Employee Incentives News: How to motivate and lead in a new team

Happy days – you have a new job. But instead of being ready to implement General Amazingness, your only wish is for the existing team to accept you. You feel like the new kid at school, unsure how to show your best side. It’s all against you – ready made bonds are at play, in jokes abound – and from what you can see, the old manager was a cross between Holly Willoughby and Richard Branson, a superstar business mind slash national treasure. In contrast, everything you say is viewed with suspicion or derision. So, when you are about as popular as a warm egg sandwich in a lift, how can you turn it around and get people to trust you so you can motivate and lead the team?

Do your pre-game research 

Mindtools suggests getting Inspector Google on the case so you are pre-warned and prepared.

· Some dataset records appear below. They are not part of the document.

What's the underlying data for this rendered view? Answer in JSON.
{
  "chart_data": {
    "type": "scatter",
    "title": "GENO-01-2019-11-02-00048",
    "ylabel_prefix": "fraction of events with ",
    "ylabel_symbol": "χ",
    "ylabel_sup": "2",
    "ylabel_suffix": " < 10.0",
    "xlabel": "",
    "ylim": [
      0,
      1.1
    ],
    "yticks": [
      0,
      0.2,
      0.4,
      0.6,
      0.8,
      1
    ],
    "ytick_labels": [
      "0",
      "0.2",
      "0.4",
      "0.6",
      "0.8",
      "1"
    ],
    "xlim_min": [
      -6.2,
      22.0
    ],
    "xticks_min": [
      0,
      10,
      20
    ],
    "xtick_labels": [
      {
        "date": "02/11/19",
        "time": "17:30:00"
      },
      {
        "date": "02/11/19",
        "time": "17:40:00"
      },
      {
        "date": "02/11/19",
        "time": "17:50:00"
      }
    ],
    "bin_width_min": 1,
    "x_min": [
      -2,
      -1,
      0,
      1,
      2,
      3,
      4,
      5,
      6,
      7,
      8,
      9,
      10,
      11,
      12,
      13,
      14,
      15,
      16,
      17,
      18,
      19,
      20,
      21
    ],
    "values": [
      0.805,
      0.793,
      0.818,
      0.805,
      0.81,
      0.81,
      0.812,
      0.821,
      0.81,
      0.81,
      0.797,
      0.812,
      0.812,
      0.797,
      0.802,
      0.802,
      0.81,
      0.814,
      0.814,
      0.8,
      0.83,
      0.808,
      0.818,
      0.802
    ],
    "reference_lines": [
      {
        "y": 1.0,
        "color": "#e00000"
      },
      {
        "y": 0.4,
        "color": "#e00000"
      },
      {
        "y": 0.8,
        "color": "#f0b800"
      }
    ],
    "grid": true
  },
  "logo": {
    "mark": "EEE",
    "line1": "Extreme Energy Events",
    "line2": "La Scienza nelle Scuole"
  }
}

“If there’s a corporate intranet with employee profiles, read up on your team’s professional skills and accomplishments, and any other information that you can come by. This will demonstrate to your team that you value it enough to spend time learning about its members before the meeting. If you can’t find this data on the intranet, talk to your HR department, who may have photos and background information on the new members of your team.

Using this data, try to memorize people’s faces, names and hometowns. If you struggle to remember names, try using face association, in which you make a connection between a name and a unique characteristic. Make the effort to learn how to pronounce names correctly, too.

If possible, before you take on your new role, schedule an informal face-to-face talk with your boss and the team’s previous manager about people’s strengths and weaknesses, about any behavioral issues in the team, or about any conflicts that you need to be aware of.”

Get one to ones ASAP 

Leading with Trust suggests a one to one is imperative, so get them booked in.

“Your primary goal when taking over leadership of a team is to build trust with your team members, and the only way that’s possible is by investing time in developing the relationship. Hold 1on1 meetings with each team member and make it your focus to build the relationship. Get to know them personally and understand their goals, dreams, and frustrations. Enter these conversations with the spirit of a learner. Don’t use this time as an opportunity to impress others with your brilliance. That will backfire and you’ll come off as arrogant and bossy. Listen, learn, solicit input, get the lay of the land, and simply get to know people.”

Focus on the road ahead and don’t brag 

According to Peter Barron Stark, it’s a good idea to ensure you play down your previous roles and stay away from the past in any capacity.

“You’re the newest star attraction, and clearly hired for your technical expertise, talent, and people smarts. Even though you may have inherited a highly dysfunctional, underperforming team, don’t ever Bad mouth your predecessor or the way your current team is handling things. Bad mouthing previous leadership or current team members will backfire, and you’ll be the casualty. Playing up your previous successes will lead your current team to wonder why, if you were such a “hot shot,” did you leave your last position? Instead, honor their past. After all, no matter how bad the current situation is, the team survived well enough to hire you. Walk your talk and let your actions speak loudly for what you stand for.”

Show you’re keen on change

One great question to ask is ‘how would you like to be managed.’ It puts the ball in their court. As this article suggests, and another great one is “What have your past managers done that you’d like me to also do or not do?” This question will instantly give you credibility with your team and shows you care. Whether their last manager was saint or devil, they’ll provide valuable insight for you.If the last manager was great, they’ll give you insight into what they appreciated most, short-cutting finding some of the most effective ways to lead and motivate them. Meanwhile, if the last manager was poor, you reset their expectations and give them reason for optimism.”

Get the balance right 

Don’t go in too chummy, and at the same time, be human. It’s worth looking at what employees really want. As Brad Aranson says:

“They want a leader who is fair, gives them opportunities, helps them with their career and appreciates their hard work. They want to know their success and opportunities are based on merit and not relationships they may not have with you outside of work. They want someone who is interested and cares about their life outside of work. Someone who wants them to succeed. But, I don’t think they want another best friend, and if they do, I don’t think it’s a good idea for you to be that friend.”